Co Bosschaart, secretaris
Niek Beentjes interviewt zichzelf
Laten we Niek Beentjes eens interviewen, zei een bestuurslid tijdens een vergadering van het Gemaal 1879, want die voert zijn hobby al van het begin af aan uit. Da’s een goed idee, zo’n kans mag je nooit voorbij laten gaan zei heel alert een ander bestuurslid. Nou wil het geval dat ik ook deel uit maak van dat bestuur en in deze vergadering uiteraard ook aan de bestuurstafel zat. Alle tien ogen keken mijn kant op. Tegen zoveel groepsvorming is geen kruit gewassenantwoordde ik. Stilte aan de tafel, daarna sprak ik het verlossende woord: Ok.
Ik was aanwezig op 15 december 1990, toen in de TURBO 2000 in Uitgeest het gemaal voor de somma van één gulden werd overgedragen aan het bestuur van de Waterstaatkundige Stichting Gemaal Limmen 1879. Kortweg Gemaal 1879.

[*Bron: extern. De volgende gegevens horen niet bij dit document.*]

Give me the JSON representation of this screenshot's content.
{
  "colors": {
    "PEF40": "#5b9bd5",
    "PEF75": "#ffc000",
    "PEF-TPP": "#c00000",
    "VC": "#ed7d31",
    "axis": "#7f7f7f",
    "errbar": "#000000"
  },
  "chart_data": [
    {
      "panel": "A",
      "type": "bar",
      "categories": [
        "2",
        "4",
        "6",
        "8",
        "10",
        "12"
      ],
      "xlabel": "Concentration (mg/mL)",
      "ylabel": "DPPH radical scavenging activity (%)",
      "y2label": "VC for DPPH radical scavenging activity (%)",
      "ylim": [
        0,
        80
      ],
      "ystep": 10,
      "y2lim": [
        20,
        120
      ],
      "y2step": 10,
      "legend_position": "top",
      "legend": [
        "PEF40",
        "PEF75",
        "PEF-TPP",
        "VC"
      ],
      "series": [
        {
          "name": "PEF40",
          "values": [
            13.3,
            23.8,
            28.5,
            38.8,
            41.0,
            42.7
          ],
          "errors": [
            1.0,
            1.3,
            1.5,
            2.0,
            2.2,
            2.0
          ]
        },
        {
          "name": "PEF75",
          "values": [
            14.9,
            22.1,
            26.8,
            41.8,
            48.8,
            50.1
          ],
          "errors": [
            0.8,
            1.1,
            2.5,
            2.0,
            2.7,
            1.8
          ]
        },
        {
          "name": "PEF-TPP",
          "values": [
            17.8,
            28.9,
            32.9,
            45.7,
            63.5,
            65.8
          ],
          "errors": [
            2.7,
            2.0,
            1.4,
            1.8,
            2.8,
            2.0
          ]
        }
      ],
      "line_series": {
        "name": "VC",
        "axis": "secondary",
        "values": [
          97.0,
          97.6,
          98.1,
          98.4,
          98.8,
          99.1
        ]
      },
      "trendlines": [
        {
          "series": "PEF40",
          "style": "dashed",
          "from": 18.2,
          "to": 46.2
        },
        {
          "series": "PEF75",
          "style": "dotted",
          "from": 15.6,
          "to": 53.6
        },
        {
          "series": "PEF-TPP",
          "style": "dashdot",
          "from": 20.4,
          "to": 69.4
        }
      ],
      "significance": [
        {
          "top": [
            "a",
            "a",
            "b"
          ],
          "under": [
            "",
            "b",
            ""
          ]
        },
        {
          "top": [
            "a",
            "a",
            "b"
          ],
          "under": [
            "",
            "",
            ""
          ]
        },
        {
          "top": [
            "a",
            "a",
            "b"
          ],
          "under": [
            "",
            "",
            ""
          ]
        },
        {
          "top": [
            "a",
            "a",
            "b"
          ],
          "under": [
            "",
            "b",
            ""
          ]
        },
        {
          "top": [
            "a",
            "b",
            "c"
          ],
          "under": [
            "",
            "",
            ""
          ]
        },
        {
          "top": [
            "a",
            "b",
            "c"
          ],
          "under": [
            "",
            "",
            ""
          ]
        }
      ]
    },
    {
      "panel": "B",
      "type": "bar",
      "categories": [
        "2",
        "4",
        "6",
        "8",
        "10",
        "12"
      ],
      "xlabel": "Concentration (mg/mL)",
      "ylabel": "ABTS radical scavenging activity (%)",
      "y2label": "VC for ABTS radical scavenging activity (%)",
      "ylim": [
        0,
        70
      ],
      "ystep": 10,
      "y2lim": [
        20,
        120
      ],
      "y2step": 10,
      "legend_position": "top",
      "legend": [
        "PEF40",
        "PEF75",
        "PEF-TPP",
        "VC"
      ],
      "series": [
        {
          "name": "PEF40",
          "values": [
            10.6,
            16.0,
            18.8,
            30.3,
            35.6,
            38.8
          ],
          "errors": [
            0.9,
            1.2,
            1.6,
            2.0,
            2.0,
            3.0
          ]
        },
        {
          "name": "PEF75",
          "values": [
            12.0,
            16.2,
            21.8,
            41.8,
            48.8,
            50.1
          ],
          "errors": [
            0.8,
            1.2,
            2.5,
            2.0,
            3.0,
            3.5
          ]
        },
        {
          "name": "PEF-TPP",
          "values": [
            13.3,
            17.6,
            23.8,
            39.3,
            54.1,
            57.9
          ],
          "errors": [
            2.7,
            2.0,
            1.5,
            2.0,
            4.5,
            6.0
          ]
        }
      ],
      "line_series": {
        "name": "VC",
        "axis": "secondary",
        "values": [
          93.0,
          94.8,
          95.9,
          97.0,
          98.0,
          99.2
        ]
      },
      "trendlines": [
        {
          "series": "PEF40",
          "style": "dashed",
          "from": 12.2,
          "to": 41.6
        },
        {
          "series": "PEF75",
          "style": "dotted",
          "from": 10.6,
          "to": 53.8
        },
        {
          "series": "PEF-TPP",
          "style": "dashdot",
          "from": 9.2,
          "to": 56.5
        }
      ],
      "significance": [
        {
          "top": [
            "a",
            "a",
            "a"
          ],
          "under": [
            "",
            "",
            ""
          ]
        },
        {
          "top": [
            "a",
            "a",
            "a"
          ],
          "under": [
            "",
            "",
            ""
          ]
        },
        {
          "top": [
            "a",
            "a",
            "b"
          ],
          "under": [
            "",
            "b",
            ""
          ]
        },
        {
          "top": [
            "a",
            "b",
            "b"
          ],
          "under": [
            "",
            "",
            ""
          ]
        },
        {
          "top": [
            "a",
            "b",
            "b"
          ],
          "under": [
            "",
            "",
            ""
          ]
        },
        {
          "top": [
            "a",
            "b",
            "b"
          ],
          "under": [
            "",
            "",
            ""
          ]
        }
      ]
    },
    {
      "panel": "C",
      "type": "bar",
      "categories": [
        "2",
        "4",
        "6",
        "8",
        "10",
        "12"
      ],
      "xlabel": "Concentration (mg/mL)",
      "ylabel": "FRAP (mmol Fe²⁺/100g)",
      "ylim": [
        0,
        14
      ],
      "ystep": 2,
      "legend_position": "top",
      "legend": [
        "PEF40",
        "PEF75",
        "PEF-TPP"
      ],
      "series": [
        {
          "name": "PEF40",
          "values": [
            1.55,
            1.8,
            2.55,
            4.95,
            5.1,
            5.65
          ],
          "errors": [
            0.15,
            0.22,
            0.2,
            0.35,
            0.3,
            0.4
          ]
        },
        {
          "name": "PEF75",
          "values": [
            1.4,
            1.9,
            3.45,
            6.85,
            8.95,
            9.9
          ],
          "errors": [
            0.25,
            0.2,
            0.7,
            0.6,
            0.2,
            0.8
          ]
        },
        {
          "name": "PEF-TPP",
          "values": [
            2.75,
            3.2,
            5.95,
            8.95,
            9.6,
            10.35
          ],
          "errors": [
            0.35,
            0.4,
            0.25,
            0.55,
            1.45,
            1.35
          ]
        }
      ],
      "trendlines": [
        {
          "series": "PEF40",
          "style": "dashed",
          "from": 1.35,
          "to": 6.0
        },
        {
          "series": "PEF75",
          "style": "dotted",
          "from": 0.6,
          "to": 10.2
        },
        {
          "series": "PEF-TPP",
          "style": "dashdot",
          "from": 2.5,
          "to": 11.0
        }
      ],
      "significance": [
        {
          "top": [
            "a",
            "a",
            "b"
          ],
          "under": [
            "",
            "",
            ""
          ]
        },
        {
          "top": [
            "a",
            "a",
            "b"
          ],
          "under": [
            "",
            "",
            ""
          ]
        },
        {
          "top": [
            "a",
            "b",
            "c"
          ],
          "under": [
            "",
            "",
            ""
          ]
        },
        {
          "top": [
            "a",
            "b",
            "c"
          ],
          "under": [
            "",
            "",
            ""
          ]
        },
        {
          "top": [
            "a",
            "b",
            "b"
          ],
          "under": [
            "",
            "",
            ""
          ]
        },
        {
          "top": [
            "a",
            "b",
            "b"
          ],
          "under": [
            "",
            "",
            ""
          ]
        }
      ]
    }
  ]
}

Na mijn schoolopleidingen in 1952 ben ik als scheepswerktuigkundige gaan varen bij de Stoomvaartmaatschappij Nederland te Amsterdam. Het schip met de lading van A naar B brengen en mede zorgen dat alle techniek aan boord gladjes verloopt. Reparaties en onderhoud.
Werken doe je aan boord zeven dagen per week, of je nu vaart of aan de kade of op ree ligt.
Toch waren er in de schaarse vrije tijd excursies naar belangrijke locaties gepland.
Nadat we in 1955 duizend moslim-gelovigen vanuit Djakarta naar Djedda, de haven van Mekka, gebracht hadden, wachtten we in Suez totdat de plechtigheden voorbij waren. Daar was tijd en gelegenheid om o.a. het Stedelijk, de grote moskee en de piramiden in Gizeh, nabij en vanuit Cairo, per kameel te bezoeken. Hoog in de piramide van Cheops konden we de graftombe bekijken.
Ook het Suez- en Panamakanaal zijn kunstwerken die je niet snel vergeet. De geuren van bepaalde steden en landen blijven je altijd bij. En ook het inzicht dat Nederland t.o.v. veel andere landen een rijk land is.
In 1960 besloot ik te solliciteren naar Hoogovens waar ik in de kwaliteitsafdeling mijn werk uitvoerde.
In de zeventiger jaren ging Hoogovens over tot het automatiseren van de gegevensverwerking, waar ik al snel bij betrokken raakte. Via ponskaarten, ponsbanden, telexen en beeldbuizen, allen gekoppeld aan en aangestuurd door computers, heb ik een bijzondere tijd gehad in de projectontwikkeling voor de automatische verwerking van allerlei soorten en waarden van gegevens. Een zeer interessante tijd met snelle ontwikkelingen in de computerbranche en met leuke collega’s.
Nu doe ik nog steeds leuke dingen o.a. bij het Gemaal en heb samen met onze vrijwilligers gezorgd dat er licht, verwarming, sanitair en waterleiding in het gemaal is en dat het technisch gedeelte goed blijft draaien.
Ik hoop dit werk nog lang te kunnen blijven doen.